Thursday, April 26, 2012

Can I run three monitors off of my nvidia 8300 gs pci graphics card since there is a dvi, vga and s-video slot?

I already have two monitors running off of this graphics card, one occupying the vga and the other occupying the dvi slots on the graphics card. There is still an s-video plug-in open. Would it be possible to run a third monitor off of this graphics card if I used a vga-to- s-video adapter? Has any done this with this graphics card? Also, I was wondering if that weren't possible could I somehow enable my onboard graphics card to be able to use both onboard and vga at once to run the three monitors. The onboard vga port has a plastic cover over it with a do not use symbol on it since it came disable since I got the computer with the nvidia already installed. But, would this still be possible. I don't want to buy another graphics card, so what are my other options if I wanted to run three monitors?|||No. The GPU chip in the 8300GS is designed to support TWO monitors only. You will get no picture on the third display if you attempt to connect one to the S-vid port on that card.
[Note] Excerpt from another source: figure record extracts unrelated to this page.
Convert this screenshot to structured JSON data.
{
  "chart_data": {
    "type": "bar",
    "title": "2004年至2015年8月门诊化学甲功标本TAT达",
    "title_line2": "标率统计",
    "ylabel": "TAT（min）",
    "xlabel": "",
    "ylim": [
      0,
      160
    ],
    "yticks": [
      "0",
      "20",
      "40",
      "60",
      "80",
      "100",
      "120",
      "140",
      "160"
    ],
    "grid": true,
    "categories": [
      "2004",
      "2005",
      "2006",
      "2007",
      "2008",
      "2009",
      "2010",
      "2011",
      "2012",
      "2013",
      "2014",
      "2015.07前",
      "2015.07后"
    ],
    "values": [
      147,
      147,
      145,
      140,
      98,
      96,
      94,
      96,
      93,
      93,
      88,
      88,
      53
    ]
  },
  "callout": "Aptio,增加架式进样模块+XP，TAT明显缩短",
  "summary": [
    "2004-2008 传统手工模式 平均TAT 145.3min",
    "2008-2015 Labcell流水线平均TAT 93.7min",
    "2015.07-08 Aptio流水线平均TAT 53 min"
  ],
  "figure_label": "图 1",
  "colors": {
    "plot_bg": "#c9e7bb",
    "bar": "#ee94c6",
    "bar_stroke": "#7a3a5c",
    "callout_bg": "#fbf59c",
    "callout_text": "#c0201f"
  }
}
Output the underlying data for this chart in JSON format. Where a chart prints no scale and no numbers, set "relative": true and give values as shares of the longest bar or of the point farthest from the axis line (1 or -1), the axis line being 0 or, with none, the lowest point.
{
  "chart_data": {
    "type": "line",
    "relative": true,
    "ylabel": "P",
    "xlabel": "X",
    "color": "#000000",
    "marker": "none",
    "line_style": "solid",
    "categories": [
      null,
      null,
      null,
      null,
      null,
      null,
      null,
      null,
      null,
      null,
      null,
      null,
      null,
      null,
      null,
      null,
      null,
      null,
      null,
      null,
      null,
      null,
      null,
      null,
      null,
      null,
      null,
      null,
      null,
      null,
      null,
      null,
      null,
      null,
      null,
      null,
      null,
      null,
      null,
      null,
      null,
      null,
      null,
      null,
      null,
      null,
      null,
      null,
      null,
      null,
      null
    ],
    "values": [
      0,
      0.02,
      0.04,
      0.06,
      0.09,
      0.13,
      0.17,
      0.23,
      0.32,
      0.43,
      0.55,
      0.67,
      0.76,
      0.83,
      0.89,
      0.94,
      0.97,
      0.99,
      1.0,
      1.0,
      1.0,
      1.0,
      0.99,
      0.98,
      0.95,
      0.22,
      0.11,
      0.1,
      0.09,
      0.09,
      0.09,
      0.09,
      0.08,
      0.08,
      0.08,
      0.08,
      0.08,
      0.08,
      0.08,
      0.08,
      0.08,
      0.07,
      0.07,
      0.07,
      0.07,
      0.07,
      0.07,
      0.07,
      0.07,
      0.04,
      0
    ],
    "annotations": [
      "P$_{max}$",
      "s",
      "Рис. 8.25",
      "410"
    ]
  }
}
Triple-monitor support did not arrive for consumer-grade (i.e. non-workstation) GPUs until the new ATI Radeon HD5000-series came out late last year. And those will only work with computers that have a PCIExpress 16x slot, not PCI. (And the third monitor must have a DisplayPort jack.).



nVidia also did not come out with Triple-monitor support until a few weeks ago, with their new GTX400-series cards.



I much prefer ATI's HD5000-series because there are games out there written to support image spanning over three monitors, using ATI's Eyefinity technology. If you want triple monitor support, you need to check if your computer has a PCIExpress 16x slot. The best-bang-for-the-buck triple-monitor video card right now is the ATI HD5750, which costs around $130.



EDITED TO ADD:



A splitter can only clone the signal for one monitor into two identical signals. You will not be able to drive the monitors independently using a splitter.



And no, you cannot use the onboard. It is automatically disabled in the presence of a separate vid card to prevent a hardware resources conflict.